Друз умолк. Затем заговорил вновь – на сей раз так тихо, что всем сидящим в зале пришлось податься вперед, чтобы слышать его. Все глаза были по-прежнему устремлены на оратора.
– Солдатский заработок скуден, – продолжал тот. – Добыча, захваченная после разгрома германцев, оказалась смехотворной. Гай Марий и его преемники научили рекрутов из числа обнищавшего населения отличать клинок от меча от рукояти, обучили их чувству собственного достоинства, отличающему настоящего римлянина. И в этом я совершенно солидарен с Гаем Марием. Но теперь мы не имеем права швырнуть этих людей обратно, на городские задворки и в сельские лачуги.

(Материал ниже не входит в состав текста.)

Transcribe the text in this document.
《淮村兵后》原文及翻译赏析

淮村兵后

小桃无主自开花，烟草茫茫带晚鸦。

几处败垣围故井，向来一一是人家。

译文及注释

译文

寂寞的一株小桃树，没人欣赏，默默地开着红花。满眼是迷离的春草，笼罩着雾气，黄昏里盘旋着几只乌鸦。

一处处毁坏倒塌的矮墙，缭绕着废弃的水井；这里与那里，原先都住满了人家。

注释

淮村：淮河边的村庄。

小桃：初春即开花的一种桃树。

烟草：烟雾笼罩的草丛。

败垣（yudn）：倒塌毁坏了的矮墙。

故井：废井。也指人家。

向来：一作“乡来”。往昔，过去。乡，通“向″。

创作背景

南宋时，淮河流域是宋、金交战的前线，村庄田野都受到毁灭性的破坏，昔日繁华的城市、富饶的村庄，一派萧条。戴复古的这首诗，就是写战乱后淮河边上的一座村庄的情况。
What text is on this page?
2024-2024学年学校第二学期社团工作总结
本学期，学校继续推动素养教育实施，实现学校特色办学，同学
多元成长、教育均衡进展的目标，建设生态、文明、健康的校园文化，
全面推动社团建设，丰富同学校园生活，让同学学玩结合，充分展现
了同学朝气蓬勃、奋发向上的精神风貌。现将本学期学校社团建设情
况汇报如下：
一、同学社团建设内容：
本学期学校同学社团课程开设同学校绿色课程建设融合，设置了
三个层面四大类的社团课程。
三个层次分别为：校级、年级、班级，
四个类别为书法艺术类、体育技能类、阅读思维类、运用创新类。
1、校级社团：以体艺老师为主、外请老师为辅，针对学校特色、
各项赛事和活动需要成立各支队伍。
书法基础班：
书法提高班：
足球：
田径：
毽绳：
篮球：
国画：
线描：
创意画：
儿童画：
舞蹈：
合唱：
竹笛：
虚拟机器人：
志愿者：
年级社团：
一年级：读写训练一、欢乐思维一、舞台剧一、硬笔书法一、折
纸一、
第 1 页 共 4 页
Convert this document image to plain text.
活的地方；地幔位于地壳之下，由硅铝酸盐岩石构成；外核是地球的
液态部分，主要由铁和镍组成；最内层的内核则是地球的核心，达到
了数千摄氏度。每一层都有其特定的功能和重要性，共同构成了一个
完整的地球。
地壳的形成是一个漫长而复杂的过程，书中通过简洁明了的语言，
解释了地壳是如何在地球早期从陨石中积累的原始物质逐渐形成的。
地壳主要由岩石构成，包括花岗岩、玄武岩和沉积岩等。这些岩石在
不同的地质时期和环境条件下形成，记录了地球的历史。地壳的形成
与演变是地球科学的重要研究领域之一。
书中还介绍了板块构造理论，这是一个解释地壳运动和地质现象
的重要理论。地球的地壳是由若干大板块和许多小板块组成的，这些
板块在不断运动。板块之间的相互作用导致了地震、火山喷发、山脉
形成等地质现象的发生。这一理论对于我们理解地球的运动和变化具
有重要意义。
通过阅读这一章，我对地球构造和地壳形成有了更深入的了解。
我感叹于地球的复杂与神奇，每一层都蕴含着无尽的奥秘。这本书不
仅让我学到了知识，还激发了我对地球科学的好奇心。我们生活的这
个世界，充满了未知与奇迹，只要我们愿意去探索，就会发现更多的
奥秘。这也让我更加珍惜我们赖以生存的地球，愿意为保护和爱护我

Ибо поступить так – значило бы собственными руками взрастить совершенно новое зло: массу обученных военному искусству людей, у которых нет денег, зато есть масса времени и в душе растет сознание обиды на то, как с ними обращаются люди нашего класса. Решением проблемы, которое выбрал Гай Марий – когда он еще сражался в Африке с царем Югуртой – было селить этих отставных ветеранов на зарубежных общественных землях. Прошлогоднему городскому претору Гаю Юлию Цезарю выпала нелегкая задача селить их на островах у африканского побережья. Я полагаю – и прошу относиться к моему мнению лишь как к стремлению предотвратить ожидающее нас мрачное будущее, – что Гай Марий был прав и что нам следует продолжать расселение ветеранов на общественных землях в зарубежных римских владениях.